The title essay of Fighters & Writers was first published in an edition of The Mailer Review commemorating the novelist’s life soon after it ended. I discuss several writers, but Mailer does figure prominently in the piece. I’d started composing it years earlier and finally finished it soon before he died in 2007. In another essay in the collection, I mention a critic who made a derisive remark about Mailer in something that ran soon after the public memorial service held to honor the author of The Naked and the Dead, The Fight and The Executioner’s Song.

Which brings me to coincidence number two. The January/February 2011 issue of The American Interest contains my assessment of three Mailer-focused memoirs, including A Ticket to the Circus by Norris Church Mailer, who died on November 21, 2010. I wrote the not-very-kind review essay a few months before it actually ended up in the magazine.  
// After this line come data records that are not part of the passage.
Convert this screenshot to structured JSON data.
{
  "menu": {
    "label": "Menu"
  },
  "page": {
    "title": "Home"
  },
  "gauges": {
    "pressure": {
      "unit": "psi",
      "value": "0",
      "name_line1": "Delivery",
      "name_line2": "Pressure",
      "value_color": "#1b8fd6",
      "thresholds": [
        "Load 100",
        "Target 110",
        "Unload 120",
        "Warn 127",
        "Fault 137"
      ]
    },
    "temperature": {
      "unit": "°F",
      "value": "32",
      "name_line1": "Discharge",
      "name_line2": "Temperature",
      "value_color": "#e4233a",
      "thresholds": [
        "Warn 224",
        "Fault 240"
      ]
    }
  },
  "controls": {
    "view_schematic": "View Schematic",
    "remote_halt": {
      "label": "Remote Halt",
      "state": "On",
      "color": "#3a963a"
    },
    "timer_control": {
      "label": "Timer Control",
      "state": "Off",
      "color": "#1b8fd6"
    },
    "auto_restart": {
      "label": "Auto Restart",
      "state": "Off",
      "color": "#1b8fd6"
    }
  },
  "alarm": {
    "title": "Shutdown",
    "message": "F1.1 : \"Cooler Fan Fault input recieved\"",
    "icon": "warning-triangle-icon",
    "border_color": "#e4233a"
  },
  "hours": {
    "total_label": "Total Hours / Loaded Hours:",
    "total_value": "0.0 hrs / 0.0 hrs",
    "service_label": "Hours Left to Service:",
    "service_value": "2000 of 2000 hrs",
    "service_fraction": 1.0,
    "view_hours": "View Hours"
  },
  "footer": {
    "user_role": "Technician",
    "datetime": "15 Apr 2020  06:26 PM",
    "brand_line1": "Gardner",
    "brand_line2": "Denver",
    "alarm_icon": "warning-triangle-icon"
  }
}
While my essays about Mailer and his wife simply happened to show up soon after their deaths, two instances of this put me in uncomfortably proximity to the narrator of J.G. Ballard’s story “Now: Zero” who believes his writing about people can spell their demise…

Flipping through a copy of TAI, I stumbled on minor coincidences of another kind. On one page I saw a reference to Edith Wharton; on another, a poem by Walt Whitman. As it happens, the fourth short film in the Poetry In Pictures Series is based on a Wharton poem; the second, on a Whitman poem. (I wrote the third.)